A- La reconnaissance du principe de spécialité

Les organes principaux et institutions spécialisées de l'ONU, aux termes de l'article 96 al.2 de la Charte des Nations-Unies, ont compétence pour saisir la Cour pour solliciter des avis consultatifs. A l'analyse de cet article, trois conditions cumulatives sont requises pour fonder la compétence de la Cour à donner un avis à la question que lui poserait une organisation internationale. D'abord, l'institution dont émane la requête pour avis doit être une organisation dûment autorisée, conformément à la Charte, à demander des avis à la Cour. Ensuite, l'avis sollicité doit porter sur une question purement juridique. Enfin, cette question doit se poser dans le cadre de l'activité de l'institution.

Si au demeurant, les deux premières conditions ne posent pas de problèmes majeurs, la troisième condition fait elle souvent l'objet de controverses eu égard à la multitude des théories en présence.
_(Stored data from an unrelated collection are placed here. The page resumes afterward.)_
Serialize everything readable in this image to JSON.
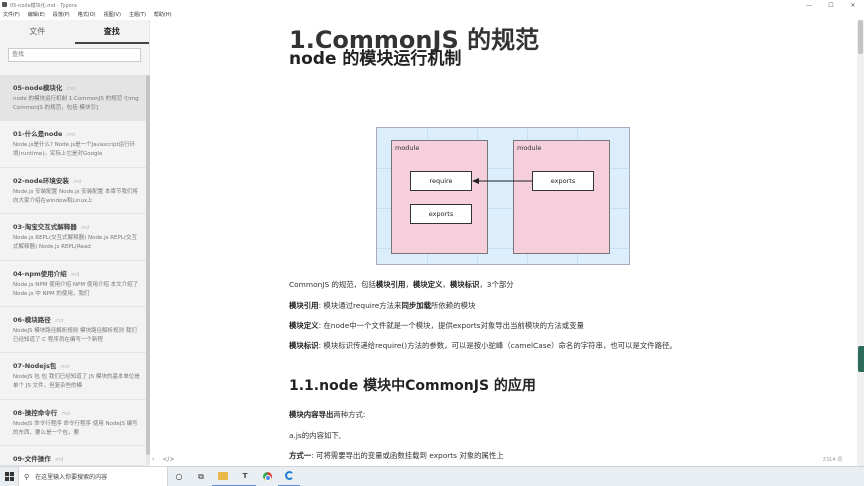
{
  "window": {
    "title": "05-node模块化.md - Typora",
    "controls": [
      "—",
      "☐",
      "✕"
    ]
  },
  "menu": [
    "文件(F)",
    "编辑(E)",
    "段落(P)",
    "格式(O)",
    "视图(V)",
    "主题(T)",
    "帮助(H)"
  ],
  "sidebar": {
    "tabs": [
      "文件",
      "查找"
    ],
    "active_tab": "查找",
    "search_placeholder": "查找",
    "files": [
      {
        "name": "05-node模块化",
        "ext": ".md",
        "preview": "node 的模块运行机制 1.CommonJS 的规范 ![img CommonJS 的规范，包括 模块引]"
      },
      {
        "name": "01-什么是node",
        "ext": ".md",
        "preview": "Node.js是什么? Node.js是一个Javascript运行环境(runtime)。实际上它是对Google"
      },
      {
        "name": "02-node环境安装",
        "ext": ".md",
        "preview": "Node.js 安装配置 Node.js 安装配置 本章节我们将向大家介绍在window和Linux上"
      },
      {
        "name": "03-淘宝交互式解释器",
        "ext": ".md",
        "preview": "Node.js REPL(交互式解释器) Node.js REPL(交互式解释器) Node.js REPL(Read"
      },
      {
        "name": "04-npm使用介绍",
        "ext": ".md",
        "preview": "Node.js NPM 使用介绍 NPM 使用介绍 本文介绍了 Node.js 中 NPM 的使用，我们"
      },
      {
        "name": "06-模块路径",
        "ext": ".md",
        "preview": "NodeJS 模块路径解析规则 模块路径解析规则 我们已经知道了 C 程序员在编写一个新程"
      },
      {
        "name": "07-Nodejs包",
        "ext": ".md",
        "preview": "NodeJS 包 包 我们已经知道了 JS 模块的基本单位是单个 JS 文件，但复杂些的模"
      },
      {
        "name": "08-操控命令行",
        "ext": ".md",
        "preview": "NodeJS 命令行程序 命令行程序 使用 NodeJS 编写的东西，要么是一个包，要"
      },
      {
        "name": "09-文件操作",
        "ext": ".md",
        "preview": ""
      }
    ]
  },
  "status": {
    "left_icons": [
      "‹",
      "</>"
    ],
    "word_count": "2314 词"
  },
  "doc": {
    "h1": "node 的模块运行机制",
    "h2_commonjs": "1.CommonJS 的规范",
    "diagram": {
      "left_module_label": "module",
      "right_module_label": "module",
      "require_label": "require",
      "left_exports_label": "exports",
      "right_exports_label": "exports"
    },
    "para1": {
      "pre": "CommonJS 的规范，包括",
      "b1": "模块引用",
      "sep1": "，",
      "b2": "模块定义",
      "sep2": "，",
      "b3": "模块标识",
      "post": "，3个部分"
    },
    "para2": {
      "label": "模块引用",
      "text1": ": 模块通过require方法来",
      "bold": "同步加载",
      "text2": "所依赖的模块"
    },
    "para3": {
      "label": "模块定义",
      "text": ": 在node中一个文件就是一个模块，提供exports对象导出当前模块的方法或变量"
    },
    "para4": {
      "label": "模块标识",
      "text": ": 模块标识传递给require()方法的参数，可以是按小驼峰（camelCase）命名的字符串，也可以是文件路径。"
    },
    "h2_app": "1.1.node 模块中CommonJS 的应用",
    "para5": {
      "bold": "模块内容导出",
      "text": "两种方式:"
    },
    "para6": "a.js的内容如下,",
    "para7": {
      "bold": "方式一",
      "text": ": 可将需要导出的变量或函数挂载到 exports 对象的属性上"
    }
  },
  "taskbar": {
    "search_placeholder": "在这里输入你要搜索的内容",
    "apps": [
      "task-view",
      "explorer",
      "typora",
      "chrome",
      "edge"
    ]
  }
}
C'est justement cette dernière condition qui a permis à la Cour, dans sa fonction consultative d'exercer un contrôle sur lesdites organisations et contribuer de ce fait à l'édification du droit qui doit les régir. Il s'agit ici essentiellement du principe de la spécialité. La Cour a eu à plusieurs reprises l'occasion de mettre l'emphase dans ses avis sur le principe de spécialité qui doit gouverner l'action des OI. Mais c'est dans son avis sur la licéité de la menace ou de l'emploi de l'arme nucléaire qu'elle se fera beaucoup plus explicite. Saisie pour avis sur la base de la résolution WHA46.40 de l'OMS, la question à laquelle la Cour devait répondre est la suivante : « Compte tenu des effets des armes nucléaires sur la santé et l'environnement, leur utilisation par un Etat au cours d'une guerre ou d'un conflit armé constituerait-elle une

47 Selon Chaumont (Ch.), « la spécialité, trait commun de toutes les organisations internationales, signifie donc l'affectation d'une structure à un but d'intérêt commun, affectation qui implique la limitation de compétences. Cette limitation s'étend au point de vue des Etats membres de l'organisation », Chaumont (Ch.), « La signification du principe de spécialité des organisations internationales », in Mélanges Rolin (H.), Problèmes de droit des gens, Paris, Pedone, 1964, p. 58.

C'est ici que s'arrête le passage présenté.